Tf : Dans vos livres vous évoquez souvent des phénomènes de société (mariage homosexuel, écologie, adoptions illégales). Cette fois-ci, l’actualité est encore au cœur de votre roman avec l’évocation du régime nord-coréen. Pourquoi avoir décidé de parler de ça précisément ?

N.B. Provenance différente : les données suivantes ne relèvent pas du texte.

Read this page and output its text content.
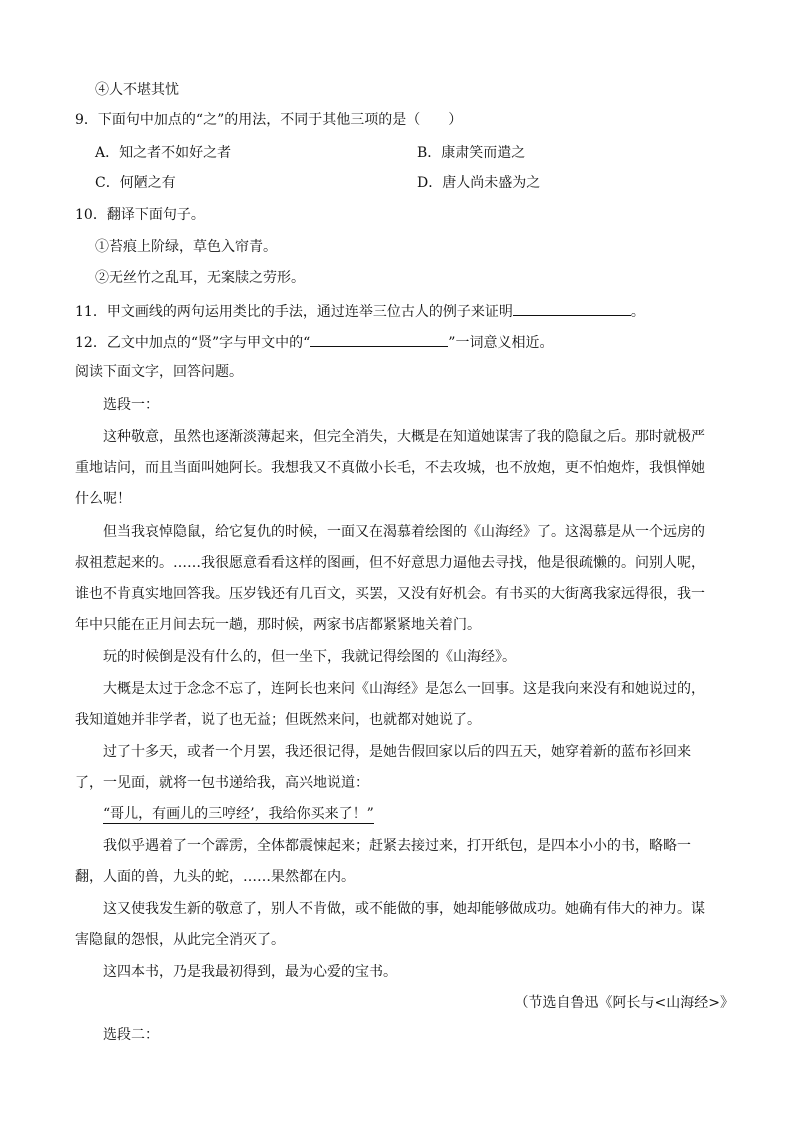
④人不堪其忧
9．下面句中加点的“之”的用法，不同于其他三项的是（　　）
A．知之者不如好之者	B．康肃笑而遣之
C．何陋之有	D．唐人尚未盛为之
10．翻译下面句子。
①苔痕上阶绿，草色入帘青。
②无丝竹之乱耳，无案牍之劳形。
11．甲文画线的两句运用类比的手法，通过连举三位古人的例子来证明	。
12．乙文中加点的“贤”字与甲文中的“	”一词意义相近。
阅读下面文字，回答问题。
选段一：
这种敬意，虽然也逐渐淡薄起来，但完全消失，大概是在知道她谋害了我的隐鼠之后。那时就极严
重地诘问，而且当面叫她阿长。我想我又不真做小长毛，不去攻城，也不放炮，更不怕炮炸，我惧惮她
什么呢！
但当我哀悼隐鼠，给它复仇的时候，一面又在渴慕着绘图的《山海经》了。这渴慕是从一个远房的
叔祖惹起来的。……我很愿意看看这样的图画，但不好意思力逼他去寻找，他是很疏懒的。问别人呢，
谁也不肯真实地回答我。压岁钱还有几百文，买罢，又没有好机会。有书买的大街离我家远得很，我一
年中只能在正月间去玩一趟，那时候，两家书店都紧紧地关着门。
玩的时候倒是没有什么的，但一坐下，我就记得绘图的《山海经》。
大概是太过于念念不忘了，连阿长也来问《山海经》是怎么一回事。这是我向来没有和她说过的，
我知道她并非学者，说了也无益；但既然来问，也就都对她说了。
过了十多天，或者一个月罢，我还很记得，是她告假回家以后的四五天，她穿着新的蓝布衫回来
了，一见面，就将一包书递给我，高兴地说道：
“哥儿，有画儿的三哼经’，我给你买来了！”
我似乎遇着了一个霹雳，全体都震悚起来；赶紧去接过来，打开纸包，是四本小小的书，略略一
翻，人面的兽，九头的蛇，……果然都在内。
这又使我发生新的敬意了，别人不肯做，或不能做的事，她却能够做成功。她确有伟大的神力。谋
害隐鼠的怨恨，从此完全消灭了。
这四本书，乃是我最初得到，最为心爱的宝书。
（节选自鲁迅《阿长与<山海经>》
选段二：
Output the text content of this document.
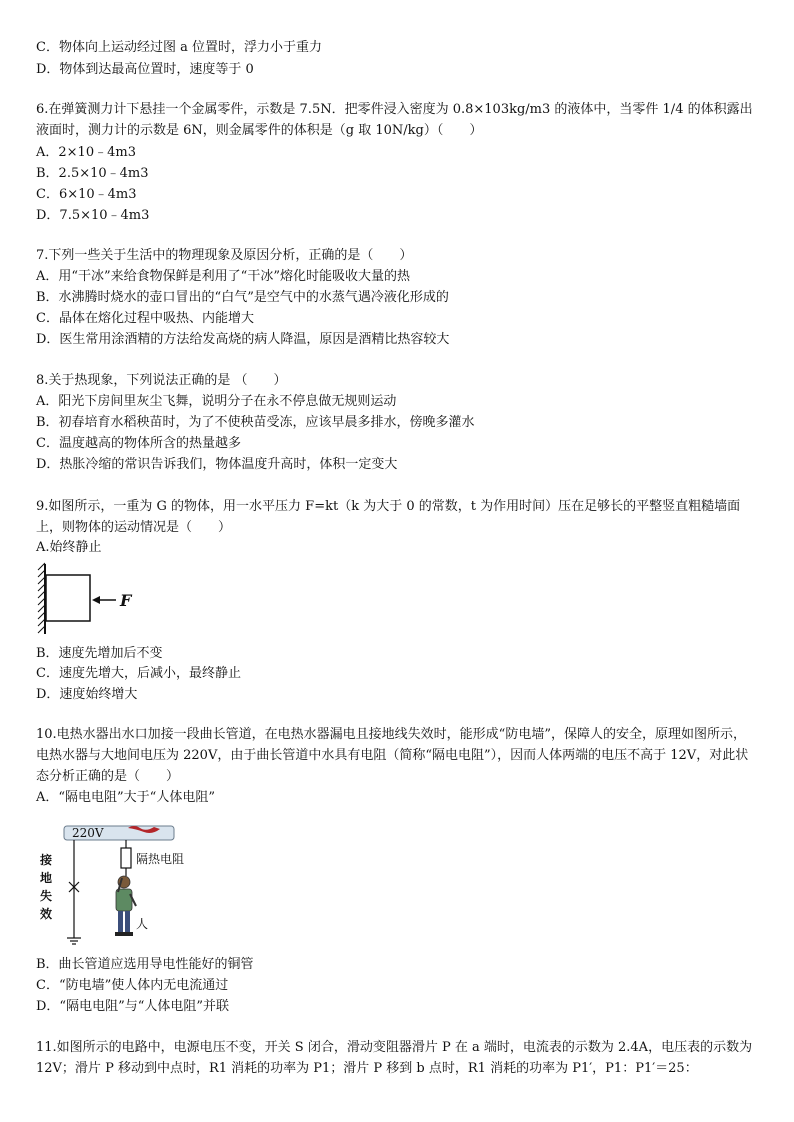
C．物体向上运动经过图 a 位置时，浮力小于重力
D．物体到达最高位置时，速度等于 0
6.在弹簧测力计下悬挂一个金属零件，示数是 7.5N．把零件浸入密度为 0.8×103kg/m3 的液体中，当零件 1/4 的体积露出液面时，测力计的示数是 6N，则金属零件的体积是（g 取 10N/kg）（　　）
A．2×10﹣4m3
B．2.5×10﹣4m3
C．6×10﹣4m3
D．7.5×10﹣4m3
7.下列一些关于生活中的物理现象及原因分析，正确的是（　　）
A．用“干冰”来给食物保鲜是利用了“干冰”熔化时能吸收大量的热
B．水沸腾时烧水的壶口冒出的“白气”是空气中的水蒸气遇冷液化形成的
C．晶体在熔化过程中吸热、内能增大
D．医生常用涂酒精的方法给发高烧的病人降温，原因是酒精比热容较大
8.关于热现象，下列说法正确的是 （　　）
A．阳光下房间里灰尘飞舞，说明分子在永不停息做无规则运动
B．初春培育水稻秧苗时，为了不使秧苗受冻，应该早晨多排水，傍晚多灌水
C．温度越高的物体所含的热量越多
D．热胀冷缩的常识告诉我们，物体温度升高时，体积一定变大
9.如图所示，一重为 G 的物体，用一水平压力 F=kt（k 为大于 0 的常数，t 为作用时间）压在足够长的平整竖直粗糙墙面上，则物体的运动情况是（　　）
A.始终静止
F
B．速度先增加后不变
C．速度先增大，后减小，最终静止
D．速度始终增大
10.电热水器出水口加接一段曲长管道，在电热水器漏电且接地线失效时，能形成“防电墙”，保障人的安全，原理如图所示，电热水器与大地间电压为 220V，由于曲长管道中水具有电阻（简称“隔电电阻”），因而人体两端的电压不高于 12V，对此状态分析正确的是（　　）
A．“隔电电阻”大于“人体电阻”
220V
接
地
失
效
隔热电阻
人
B．曲长管道应选用导电性能好的铜管
C．“防电墙”使人体内无电流通过
D．“隔电电阻”与“人体电阻”并联
11.如图所示的电路中，电源电压不变，开关 S 闭合，滑动变阻器滑片 P 在 a 端时，电流表的示数为 2.4A，电压表的示数为 12V；滑片 P 移动到中点时，R1 消耗的功率为 P1；滑片 P 移到 b 点时，R1 消耗的功率为 P1′，P1：P1′＝25：
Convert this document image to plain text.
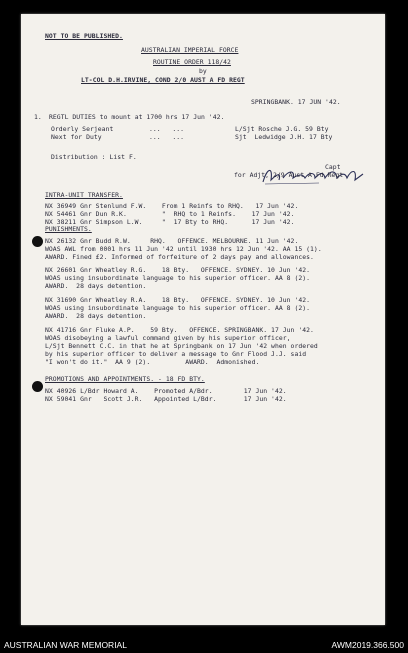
NOT TO BE PUBLISHED.
AUSTRALIAN IMPERIAL FORCE
ROUTINE ORDER 118/42
by
LT-COL D.H.IRVINE, COND 2/0 AUST A FD REGT
SPRINGBANK. 17 JUN '42.
1. REGTL DUTIES to mount at 1700 hrs 17 Jun '42.
Orderly Serjeant	...   ...	L/Sjt Rosche J.G. 59 Bty
Next for Duty	...   ...	Sjt  Ledwidge J.H. 17 Bty
Distribution : List F.
Capt
for Adjt, 2/9 Aust A Fd Regt
INTRA-UNIT TRANSFER.
NX 36949 Gnr Stenlund F.W.    From 1 Reinfs to RHQ.   17 Jun '42.
NX 54461 Gnr Dun R.K.         "  RHQ to 1 Reinfs.    17 Jun '42.
NX 38211 Gnr Simpson L.W.     "  17 Bty to RHQ.      17 Jun '42.
PUNISHMENTS.
NX 26132 Gnr Budd R.W.     RHQ.   OFFENCE. MELBOURNE. 11 Jun '42.
WOAS AWL from 0001 hrs 11 Jun '42 until 1930 hrs 12 Jun '42. AA 15 (1).
AWARD. Fined £2. Informed of forfeiture of 2 days pay and allowances.
NX 26601 Gnr Wheatley R.G.    18 Bty.   OFFENCE. SYDNEY. 10 Jun '42.
WOAS using insubordinate language to his superior officer. AA 8 (2).
AWARD.  28 days detention.
NX 31690 Gnr Wheatley R.A.    18 Bty.   OFFENCE. SYDNEY. 10 Jun '42.
WOAS using insubordinate language to his superior officer. AA 8 (2).
AWARD.  28 days detention.
NX 41716 Gnr Fluke A.P.    59 Bty.   OFFENCE. SPRINGBANK. 17 Jun '42.
WOAS disobeying a lawful command given by his superior officer,
L/Sjt Bennett C.C. in that he at Springbank on 17 Jun '42 when ordered
by his superior officer to deliver a message to Gnr Flood J.J. said
"I won't do it."  AA 9 (2).         AWARD.  Admonished.
PROMOTIONS AND APPOINTMENTS. - 18 FD BTY.
NX 40926 L/Bdr Howard A.    Promoted A/Bdr.        17 Jun '42.
NX 59041 Gnr   Scott J.R.   Appointed L/Bdr.       17 Jun '42.
AUSTRALIAN WAR MEMORIAL	AWM2019.366.500
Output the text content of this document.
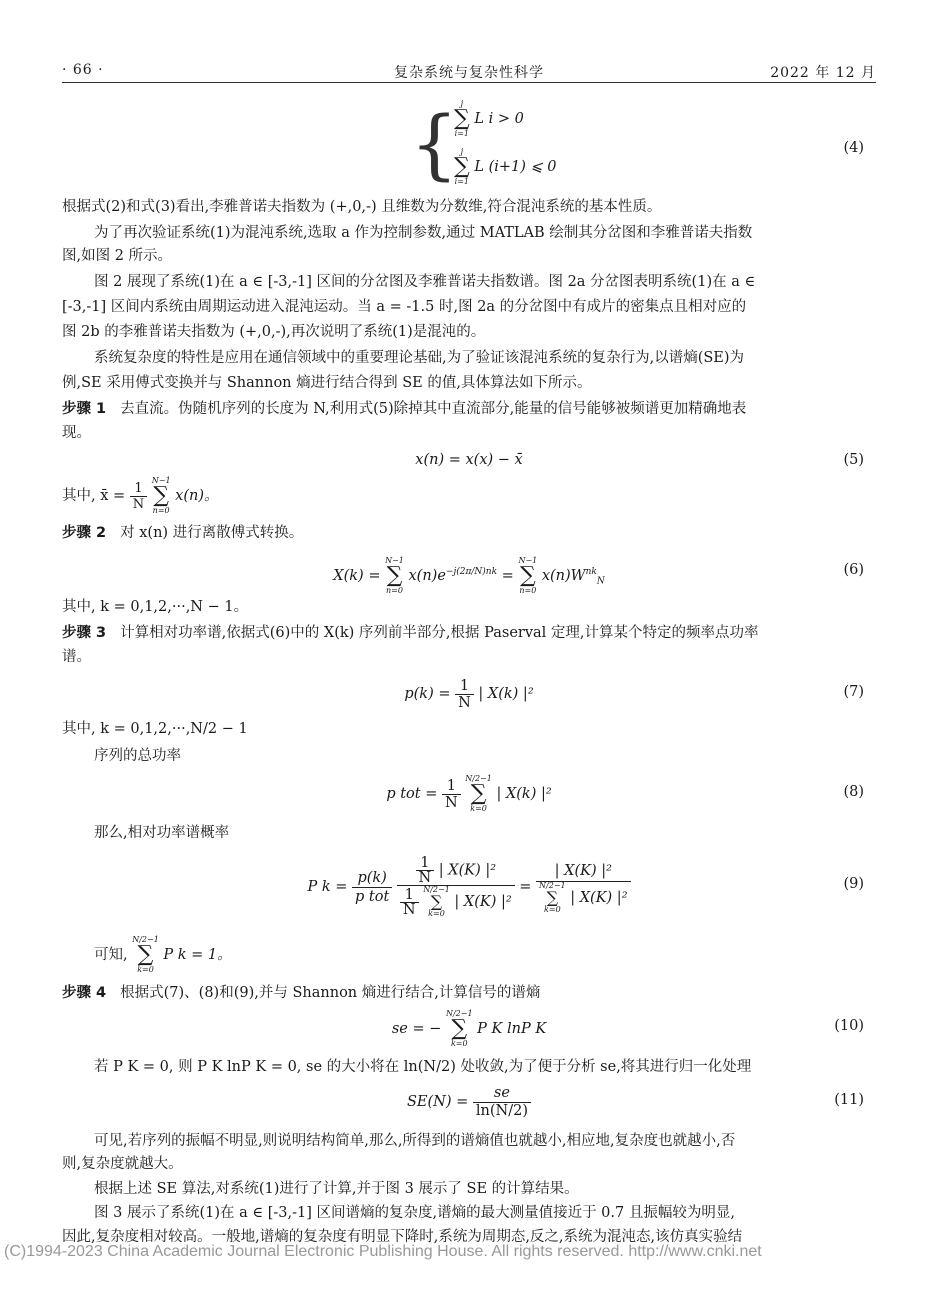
· 66 ·	复杂系统与复杂性科学	2022 年 12 月
{ j
∑
i=1
L i > 0
j
∑
i=1
L (i+1) ⩽ 0
(4)
根据式(2)和式(3)看出,李雅普诺夫指数为 (+,0,-) 且维数为分数维,符合混沌系统的基本性质。
为了再次验证系统(1)为混沌系统,选取 a 作为控制参数,通过 MATLAB 绘制其分岔图和李雅普诺夫指数
图,如图 2 所示。
图 2 展现了系统(1)在 a ∈ [-3,-1] 区间的分岔图及李雅普诺夫指数谱。图 2a 分岔图表明系统(1)在 a ∈
[-3,-1] 区间内系统由周期运动进入混沌运动。当 a = -1.5 时,图 2a 的分岔图中有成片的密集点且相对应的
图 2b 的李雅普诺夫指数为 (+,0,-),再次说明了系统(1)是混沌的。
系统复杂度的特性是应用在通信领域中的重要理论基础,为了验证该混沌系统的复杂行为,以谱熵(SE)为
例,SE 采用傅式变换并与 Shannon 熵进行结合得到 SE 的值,具体算法如下所示。
步骤 1 去直流。伪随机序列的长度为 N,利用式(5)除掉其中直流部分,能量的信号能够被频谱更加精确地表
现。
x(n) = x(x) − x̄	(5)
其中, x̄ = $\frac{1}{N}$
N−1
∑
n=0
x(n)。
步骤 2 对 x(n) 进行离散傅式转换。
X(k) =
N−1
∑
n=0
$x(n)e^{-j(2\pi/N)nk}$ =
N−1
∑
n=0
$x(n)W^{nk}_N$
(6)
其中, k = 0,1,2,···,N − 1。
步骤 3 计算相对功率谱,依据式(6)中的 X(k) 序列前半部分,根据 Paserval 定理,计算某个特定的频率点功率
谱。
$p(k) = \frac{1}{N}$ | X(k) |²	(7)
其中, k = 0,1,2,···,N/2 − 1
序列的总功率
p tot = $\frac{1}{N}$
N/2−1
∑
k=0
| X(k) |²	(8)
那么,相对功率谱概率
P $k = \frac{p(k)}{\text{p tot}}$
$\frac{1}{N}$ | X(K) |²
$\frac{1}{N}$
N/2−1
∑
k=0
| X(K) |² = | X(K) |²
N/2−1
∑
k=0
| X(K) |²	(9)
可知,
N/2−1
∑
k=0
P k = 1。
步骤 4 根据式(7)、(8)和(9),并与 Shannon 熵进行结合,计算信号的谱熵
se = −
N/2−1
∑
k=0
P K lnP K	(10)
若 P K = 0, 则 P K lnP K = 0, se 的大小将在 ln(N/2) 处收敛,为了便于分析 se,将其进行归一化处理
$SE(N) = \frac{se}{\ln(N/2)}$	(11)
可见,若序列的振幅不明显,则说明结构简单,那么,所得到的谱熵值也就越小,相应地,复杂度也就越小,否
则,复杂度就越大。
根据上述 SE 算法,对系统(1)进行了计算,并于图 3 展示了 SE 的计算结果。
图 3 展示了系统(1)在 a ∈ [-3,-1] 区间谱熵的复杂度,谱熵的最大测量值接近于 0.7 且振幅较为明显,
因此,复杂度相对较高。一般地,谱熵的复杂度有明显下降时,系统为周期态,反之,系统为混沌态,该仿真实验结
(C)1994-2023 China Academic Journal Electronic Publishing House. All rights reserved. http://www.cnki.net
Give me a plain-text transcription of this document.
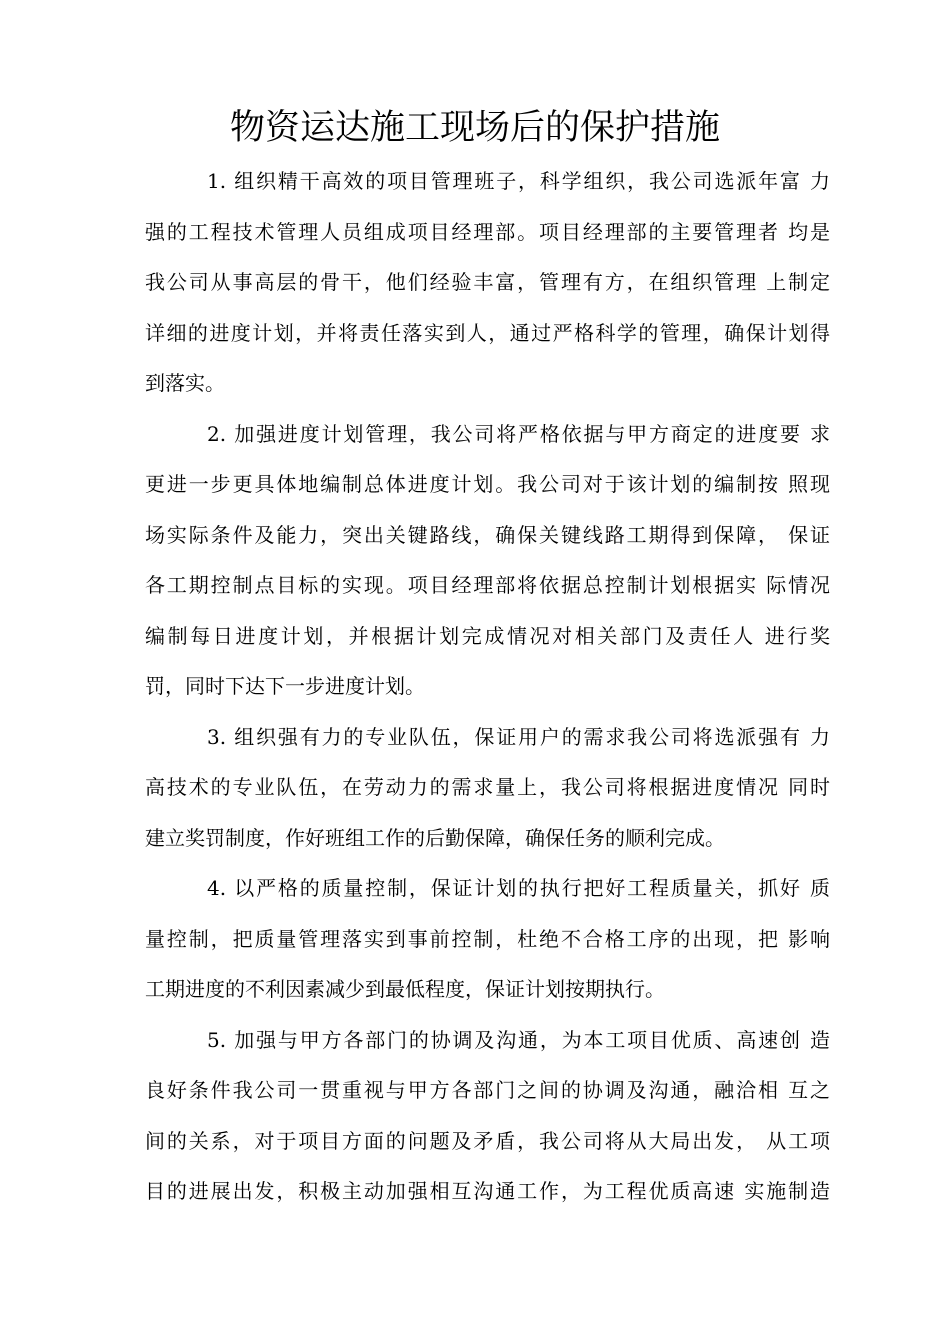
物资运达施工现场后的保护措施
1. 组织精干高效的项目管理班子，科学组织，我公司选派年富 力
强的工程技术管理人员组成项目经理部。项目经理部的主要管理者 均是
我公司从事高层的骨干，他们经验丰富，管理有方，在组织管理 上制定
详细的进度计划，并将责任落实到人，通过严格科学的管理，确保计划得
到落实。
2. 加强进度计划管理，我公司将严格依据与甲方商定的进度要 求
更进一步更具体地编制总体进度计划。我公司对于该计划的编制按 照现
场实际条件及能力，突出关键路线，确保关键线路工期得到保障， 保证
各工期控制点目标的实现。项目经理部将依据总控制计划根据实 际情况
编制每日进度计划，并根据计划完成情况对相关部门及责任人 进行奖
罚，同时下达下一步进度计划。
3. 组织强有力的专业队伍，保证用户的需求我公司将选派强有 力
高技术的专业队伍，在劳动力的需求量上，我公司将根据进度情况 同时
建立奖罚制度，作好班组工作的后勤保障，确保任务的顺利完成。
4. 以严格的质量控制，保证计划的执行把好工程质量关，抓好 质
量控制，把质量管理落实到事前控制，杜绝不合格工序的出现，把 影响
工期进度的不利因素减少到最低程度，保证计划按期执行。
5. 加强与甲方各部门的协调及沟通，为本工项目优质、高速创 造
良好条件我公司一贯重视与甲方各部门之间的协调及沟通，融洽相 互之
间的关系，对于项目方面的问题及矛盾，我公司将从大局出发， 从工项
目的进展出发，积极主动加强相互沟通工作，为工程优质高速 实施制造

M.L : Tout simplement parce que je me suis rendu en Corée du Sud et que ça m’a interpellé. C’est vrai que c’est une dictature terrible et qu’on n’en parle jamais. Il n’y a pas de pétrole en Corée du Nord et son économie n’intéresse personne, alors que l'on est face à un peuple qui vit en esclavage. Ils connaissent la famine, la misère, la déportation, c’est épouvantable. Donc j’avais envie d’en parler, comme j’ai eu envie de parler de la dictature en Argentine ou de l’apartheid. En situant une des intrigues en Corée, ça me permettait de mélanger le côté ubuesque de la comédie avec cet écrivain qui se retrouve dans un pays où il ne comprend rien à ce qu’on lui raconte, et un côté beaucoup plus grave.
Tf : De façon assez brève, « Elle et lui » évoque la littérature érotique. Aujourd’hui, c’est vrai que ce genre est très à la mode bien qu’il soit aussi décrié pour diverses raisons. En tant qu’auteur de romans d’amour, que pensez-vous de cette tendance ?
M.L : L’important, c’est de donner envie de lire. Aujourd’hui, dans le temps de loisir qui nous est accordé, on le passe malheureusement le plus souvent connecté et on est en permanence sollicité par l’image. Donc moi ce que je crains, ce n’est pas que les gens ne lisent pas ce qu’ils devraient lire, mais qu’ils oublient le bonheur de lire. Parmi les courriers que je reçois et qui me font le plus plaisir, c’est ceux où les gens me disent qu’ils n’avaient plus ouvert de livre depuis vingt ans et que je leur ai redonné le goût de la lecture. Donc si un livre comme 50 nuances de Grey permet aux gens de retrouver l’envie de lire, c’est très bien. Parce qu’une fois que ces gens-là auront fini le roman, ils vont avoir envie d’en découvrir un autre, et puis un autre. Et ça c’est tant mieux.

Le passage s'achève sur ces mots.